Reality 2: An intelligence is a new kind of construct, and it should not be confused with a domain or a discipline.

Myth 3: An intelligence is the same thing as a “learning style,” a “cognitive style,” or a “working style.”

Reality 3: The concept of style designates a general approach that an individual can apply equally to every conceivable content. In contrast, an intelligence is a capacity, with its component processes, that is geared to a specific content in the world (such as musical sounds or spatial patterns).

Myth 4: MI theory is not empirical. (A variant of Myth 4 alleges that MI theory is empirical but has been disapproved.)

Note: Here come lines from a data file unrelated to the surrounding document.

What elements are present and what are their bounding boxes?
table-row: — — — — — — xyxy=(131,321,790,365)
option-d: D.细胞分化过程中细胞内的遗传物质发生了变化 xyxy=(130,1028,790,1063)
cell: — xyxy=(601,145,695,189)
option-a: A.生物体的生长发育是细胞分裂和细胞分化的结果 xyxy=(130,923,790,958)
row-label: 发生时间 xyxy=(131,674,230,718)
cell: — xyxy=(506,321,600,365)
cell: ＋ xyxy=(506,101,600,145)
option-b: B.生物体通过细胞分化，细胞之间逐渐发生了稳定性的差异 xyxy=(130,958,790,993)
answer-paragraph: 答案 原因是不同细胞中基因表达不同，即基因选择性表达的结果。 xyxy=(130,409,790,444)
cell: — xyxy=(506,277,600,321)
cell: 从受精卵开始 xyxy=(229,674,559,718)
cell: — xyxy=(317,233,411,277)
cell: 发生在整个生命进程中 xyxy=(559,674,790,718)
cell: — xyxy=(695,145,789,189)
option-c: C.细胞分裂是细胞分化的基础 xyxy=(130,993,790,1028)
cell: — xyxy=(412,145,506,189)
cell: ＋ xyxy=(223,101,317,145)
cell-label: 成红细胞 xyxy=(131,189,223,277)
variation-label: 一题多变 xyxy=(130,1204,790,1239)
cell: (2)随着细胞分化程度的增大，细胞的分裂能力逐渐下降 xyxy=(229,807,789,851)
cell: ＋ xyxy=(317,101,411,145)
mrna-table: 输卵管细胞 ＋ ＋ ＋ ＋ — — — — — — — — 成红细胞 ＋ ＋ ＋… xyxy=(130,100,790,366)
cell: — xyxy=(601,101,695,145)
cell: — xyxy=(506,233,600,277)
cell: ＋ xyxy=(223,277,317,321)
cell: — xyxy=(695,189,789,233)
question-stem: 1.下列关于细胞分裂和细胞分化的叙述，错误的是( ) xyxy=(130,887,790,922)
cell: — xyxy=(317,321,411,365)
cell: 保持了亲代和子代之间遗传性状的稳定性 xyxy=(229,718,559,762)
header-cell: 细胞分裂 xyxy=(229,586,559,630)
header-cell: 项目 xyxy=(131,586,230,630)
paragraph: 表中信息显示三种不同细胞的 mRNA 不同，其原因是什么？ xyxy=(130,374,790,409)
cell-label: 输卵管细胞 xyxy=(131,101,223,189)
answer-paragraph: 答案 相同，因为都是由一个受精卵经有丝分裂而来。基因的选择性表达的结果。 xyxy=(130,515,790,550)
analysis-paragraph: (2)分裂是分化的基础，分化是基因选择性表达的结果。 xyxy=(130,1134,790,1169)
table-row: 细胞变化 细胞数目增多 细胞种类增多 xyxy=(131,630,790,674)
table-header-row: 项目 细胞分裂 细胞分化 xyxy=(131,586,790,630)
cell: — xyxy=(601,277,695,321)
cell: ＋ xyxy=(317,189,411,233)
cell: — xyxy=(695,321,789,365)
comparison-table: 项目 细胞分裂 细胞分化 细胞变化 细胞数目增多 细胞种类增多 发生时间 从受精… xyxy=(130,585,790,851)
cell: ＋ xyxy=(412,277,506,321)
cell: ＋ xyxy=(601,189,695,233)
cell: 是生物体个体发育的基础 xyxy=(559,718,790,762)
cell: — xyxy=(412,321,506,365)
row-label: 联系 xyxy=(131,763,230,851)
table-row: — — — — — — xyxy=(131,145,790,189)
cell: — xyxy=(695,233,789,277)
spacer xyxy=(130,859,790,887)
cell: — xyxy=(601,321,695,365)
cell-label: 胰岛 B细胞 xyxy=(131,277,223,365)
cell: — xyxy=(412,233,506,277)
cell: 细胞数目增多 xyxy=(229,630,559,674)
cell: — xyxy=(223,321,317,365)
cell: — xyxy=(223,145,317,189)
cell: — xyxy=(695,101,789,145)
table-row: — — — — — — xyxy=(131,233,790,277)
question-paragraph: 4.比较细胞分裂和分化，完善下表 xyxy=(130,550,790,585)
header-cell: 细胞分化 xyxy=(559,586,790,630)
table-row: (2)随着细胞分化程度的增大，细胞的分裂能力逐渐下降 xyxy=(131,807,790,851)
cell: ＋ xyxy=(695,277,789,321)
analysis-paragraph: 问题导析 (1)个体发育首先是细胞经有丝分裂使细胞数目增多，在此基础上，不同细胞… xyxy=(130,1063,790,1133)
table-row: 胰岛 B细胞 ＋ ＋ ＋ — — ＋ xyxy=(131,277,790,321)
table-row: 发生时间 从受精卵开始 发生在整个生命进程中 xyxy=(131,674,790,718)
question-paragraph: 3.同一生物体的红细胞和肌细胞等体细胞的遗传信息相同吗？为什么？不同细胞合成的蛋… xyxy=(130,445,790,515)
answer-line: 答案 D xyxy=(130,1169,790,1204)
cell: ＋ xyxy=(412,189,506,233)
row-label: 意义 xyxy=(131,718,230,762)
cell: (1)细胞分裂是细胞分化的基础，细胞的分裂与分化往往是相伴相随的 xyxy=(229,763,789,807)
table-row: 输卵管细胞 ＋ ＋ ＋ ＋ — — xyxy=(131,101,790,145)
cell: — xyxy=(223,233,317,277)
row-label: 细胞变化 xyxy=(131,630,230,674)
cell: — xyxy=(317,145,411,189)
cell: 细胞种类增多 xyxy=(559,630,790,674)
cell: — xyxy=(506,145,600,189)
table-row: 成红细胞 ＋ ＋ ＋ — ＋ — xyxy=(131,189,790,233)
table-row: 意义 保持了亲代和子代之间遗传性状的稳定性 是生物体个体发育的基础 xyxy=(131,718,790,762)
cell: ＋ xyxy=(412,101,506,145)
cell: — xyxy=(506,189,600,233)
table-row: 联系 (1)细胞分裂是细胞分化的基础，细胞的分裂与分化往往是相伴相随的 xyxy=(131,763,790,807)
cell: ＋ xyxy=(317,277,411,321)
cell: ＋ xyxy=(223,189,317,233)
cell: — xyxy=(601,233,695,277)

Reality 4: MI theory is based wholly on empirical evidence and can be revised on the basis of new empirical findings.

Myth 5: MI theory is incompatible with g (general intelligence), with hereditarian accounts, or with environmental accounts of the nature and causes of intelligence.

Reality 5: MI theory questions not the existence but the province and explanatory power of g. By the same token, MI theory is neutral on the question of heritability of specific intelligences, instead underscoring the centrality of genetic/environmental interactions.

Myth 6: MI theory so broadens the notion of intelligence that it includes all psychological constructs and thus vitiates the usefulness, as well as the usual connotation, of the terms.

Reality 6: This statement is simply wrong. I believe that it is the standard definition of intelligence that narrowly constricts our view, treating a certain form of scholastic performance as if it encompassed the range of human capacities and leading to disdain for those who happen not to be psychometrically bright. Moreover, I reject the distinction between talent and intelligence; in my view, what we call “intelligence” in the vernacular is simply a certain set of “talents” in the linguistic and/or logical-mathematical spheres.

Myth 7: There is an eighth (or ninth or tenth) intelligence.

Reality 7: Not in my writings so far. But I am working on it.

[Editor’s Note: Since this article, Dr. Gardner has written a new book entitled Intelligence Reframed in which he proposes additional intelligences from the original seven discussed in his original book, Frames of Mind, where he presented his research on the theory of multiple intelligences.]